17 Settembre 2021

Protesta di lavoratori, partite IVA e CasaPound sotto la Regione Sicilia

Militanti di CasaPound scendono in piazza a Palermo insieme ai lavoratori in protesta contro il Governo

Palermo, 19 Aprile 2021- Stamane di fronte il palazzo d’Orleans, sede della regione Sicilia, situata in Piazza indipendenza, i militanti di CasaPound, giunti da tutta la Sicilia, hanno partecipato alla manifestazione di protesta organizzata contro le restrizioni e i divieti messi in atto dal precedente e dall’attuale Governo a causa del Covid19. Ristoratori, barbieri, parrucchieri, organizzatori di eventi e spettacoli, titolari di centri scommesse, toelettatura per cani, sale bingo, pub, palestre, bar, piscine e associazioni di danza sono stati completamente dimenticati da una classe dirigente che si è dimostrata non in grado di assumersi responsabilità e di decidere, arenandosi dinnanzi alla logica dei colori e degli indici di RT.
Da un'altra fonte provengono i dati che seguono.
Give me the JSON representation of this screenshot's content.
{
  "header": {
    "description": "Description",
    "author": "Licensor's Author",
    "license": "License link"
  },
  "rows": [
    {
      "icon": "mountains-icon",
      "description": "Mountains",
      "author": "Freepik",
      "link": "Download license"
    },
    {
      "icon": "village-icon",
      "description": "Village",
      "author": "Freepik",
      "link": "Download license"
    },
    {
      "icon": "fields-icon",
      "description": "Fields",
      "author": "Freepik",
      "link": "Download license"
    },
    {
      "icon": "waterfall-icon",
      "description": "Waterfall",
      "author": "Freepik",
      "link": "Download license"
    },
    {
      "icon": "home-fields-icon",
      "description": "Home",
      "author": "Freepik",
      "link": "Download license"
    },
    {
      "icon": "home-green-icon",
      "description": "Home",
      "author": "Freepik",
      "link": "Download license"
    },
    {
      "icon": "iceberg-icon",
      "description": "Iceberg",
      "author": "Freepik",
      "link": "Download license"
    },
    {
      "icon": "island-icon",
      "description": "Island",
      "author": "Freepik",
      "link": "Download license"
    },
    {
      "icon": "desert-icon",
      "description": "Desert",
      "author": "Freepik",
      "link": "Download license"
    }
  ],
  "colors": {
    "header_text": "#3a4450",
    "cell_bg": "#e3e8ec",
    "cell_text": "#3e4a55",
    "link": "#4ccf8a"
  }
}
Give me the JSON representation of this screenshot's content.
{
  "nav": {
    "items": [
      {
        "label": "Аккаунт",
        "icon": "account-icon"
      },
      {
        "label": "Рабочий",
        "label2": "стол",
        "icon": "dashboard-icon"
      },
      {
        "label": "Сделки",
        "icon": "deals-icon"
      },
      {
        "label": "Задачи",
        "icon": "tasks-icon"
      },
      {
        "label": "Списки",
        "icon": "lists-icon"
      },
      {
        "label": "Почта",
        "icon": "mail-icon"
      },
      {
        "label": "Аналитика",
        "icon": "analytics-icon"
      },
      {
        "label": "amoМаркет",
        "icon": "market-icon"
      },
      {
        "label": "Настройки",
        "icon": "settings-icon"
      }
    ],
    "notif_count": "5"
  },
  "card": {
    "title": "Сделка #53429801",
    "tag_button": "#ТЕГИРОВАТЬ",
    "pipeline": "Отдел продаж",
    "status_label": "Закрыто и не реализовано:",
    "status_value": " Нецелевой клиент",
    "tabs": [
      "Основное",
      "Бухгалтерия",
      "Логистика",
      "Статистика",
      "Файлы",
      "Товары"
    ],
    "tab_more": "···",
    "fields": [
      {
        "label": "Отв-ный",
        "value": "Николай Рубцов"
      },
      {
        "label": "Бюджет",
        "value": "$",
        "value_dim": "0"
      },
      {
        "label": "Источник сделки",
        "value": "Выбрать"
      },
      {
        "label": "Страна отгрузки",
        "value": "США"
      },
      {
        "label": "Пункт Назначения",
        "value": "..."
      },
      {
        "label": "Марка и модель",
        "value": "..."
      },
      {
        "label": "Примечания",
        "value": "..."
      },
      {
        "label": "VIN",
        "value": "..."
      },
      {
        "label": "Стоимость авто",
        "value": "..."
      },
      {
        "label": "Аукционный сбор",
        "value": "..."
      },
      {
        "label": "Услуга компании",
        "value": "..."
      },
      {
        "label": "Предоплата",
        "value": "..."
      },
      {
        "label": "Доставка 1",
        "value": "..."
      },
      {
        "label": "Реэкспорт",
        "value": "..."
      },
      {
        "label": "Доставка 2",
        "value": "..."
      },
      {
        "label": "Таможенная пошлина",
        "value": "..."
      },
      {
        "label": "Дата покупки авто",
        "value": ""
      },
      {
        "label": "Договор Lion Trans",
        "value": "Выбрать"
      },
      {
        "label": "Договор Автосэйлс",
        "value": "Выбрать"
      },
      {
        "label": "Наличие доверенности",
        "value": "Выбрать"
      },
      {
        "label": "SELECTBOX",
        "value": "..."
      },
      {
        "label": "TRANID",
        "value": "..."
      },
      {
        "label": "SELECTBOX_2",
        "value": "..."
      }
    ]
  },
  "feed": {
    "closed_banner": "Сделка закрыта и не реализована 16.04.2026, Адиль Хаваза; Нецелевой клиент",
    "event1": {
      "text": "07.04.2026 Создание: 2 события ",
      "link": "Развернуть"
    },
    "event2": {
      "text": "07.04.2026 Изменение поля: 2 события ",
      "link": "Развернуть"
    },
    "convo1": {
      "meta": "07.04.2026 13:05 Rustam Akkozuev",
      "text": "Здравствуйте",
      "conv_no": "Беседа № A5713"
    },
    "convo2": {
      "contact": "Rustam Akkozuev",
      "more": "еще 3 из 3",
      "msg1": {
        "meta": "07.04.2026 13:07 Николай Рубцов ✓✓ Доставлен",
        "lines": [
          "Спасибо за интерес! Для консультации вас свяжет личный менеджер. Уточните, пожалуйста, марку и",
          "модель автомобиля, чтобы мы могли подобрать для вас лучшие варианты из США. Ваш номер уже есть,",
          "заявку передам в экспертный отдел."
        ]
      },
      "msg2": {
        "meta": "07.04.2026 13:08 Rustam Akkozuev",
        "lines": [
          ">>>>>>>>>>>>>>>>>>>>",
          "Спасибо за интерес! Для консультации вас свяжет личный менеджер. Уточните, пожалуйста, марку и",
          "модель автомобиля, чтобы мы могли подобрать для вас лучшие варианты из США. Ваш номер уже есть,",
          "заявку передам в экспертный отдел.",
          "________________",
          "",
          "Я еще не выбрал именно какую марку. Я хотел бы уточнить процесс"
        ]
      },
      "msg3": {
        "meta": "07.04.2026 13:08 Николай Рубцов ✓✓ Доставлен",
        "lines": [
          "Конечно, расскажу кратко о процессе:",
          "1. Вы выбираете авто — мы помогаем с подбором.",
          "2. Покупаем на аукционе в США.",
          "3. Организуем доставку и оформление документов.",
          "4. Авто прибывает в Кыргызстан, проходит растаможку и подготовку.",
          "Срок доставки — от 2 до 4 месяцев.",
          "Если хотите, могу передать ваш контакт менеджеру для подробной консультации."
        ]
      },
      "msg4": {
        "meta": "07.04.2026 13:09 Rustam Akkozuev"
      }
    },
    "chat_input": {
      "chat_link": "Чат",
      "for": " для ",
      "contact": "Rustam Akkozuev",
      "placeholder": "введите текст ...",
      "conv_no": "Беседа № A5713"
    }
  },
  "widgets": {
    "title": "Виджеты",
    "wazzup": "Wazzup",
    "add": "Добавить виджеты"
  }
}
Nel corso della lunga mattinata in piazza ha preso la parola Fabio Camilli, proprietario di un pub e portavoce di CasaPound, a sostegno delle categorie più vessate.”Aprire senza condizioni, perché fallimentare si è rivelato il sistema dei ristori: sia con il Dl sostegno che con l’ultimo decreto, dove a imprese e partite iva si destinano fondi assolutamente insufficienti a coprire anche solo i costi fissi. L’unica strada percorribile è quella del ritorno al lavoro. Che non significa un “tana liberi tutti”, ma riaperture con protocolli di sicurezza già stabiliti e approvati dal CTS, e che siano senza fasce orarie o limitazioni di spostamenti territoriali. Nessuna limitazione – prosegue Camilli- ma nel contempo occorre potenziare il sistema sanitario, incentivare le cure domiciliari, e provvedere ad una maggiore attenzione al trasporto pubblico, da sempre sottovalutato dai governanti locali e nazionali”.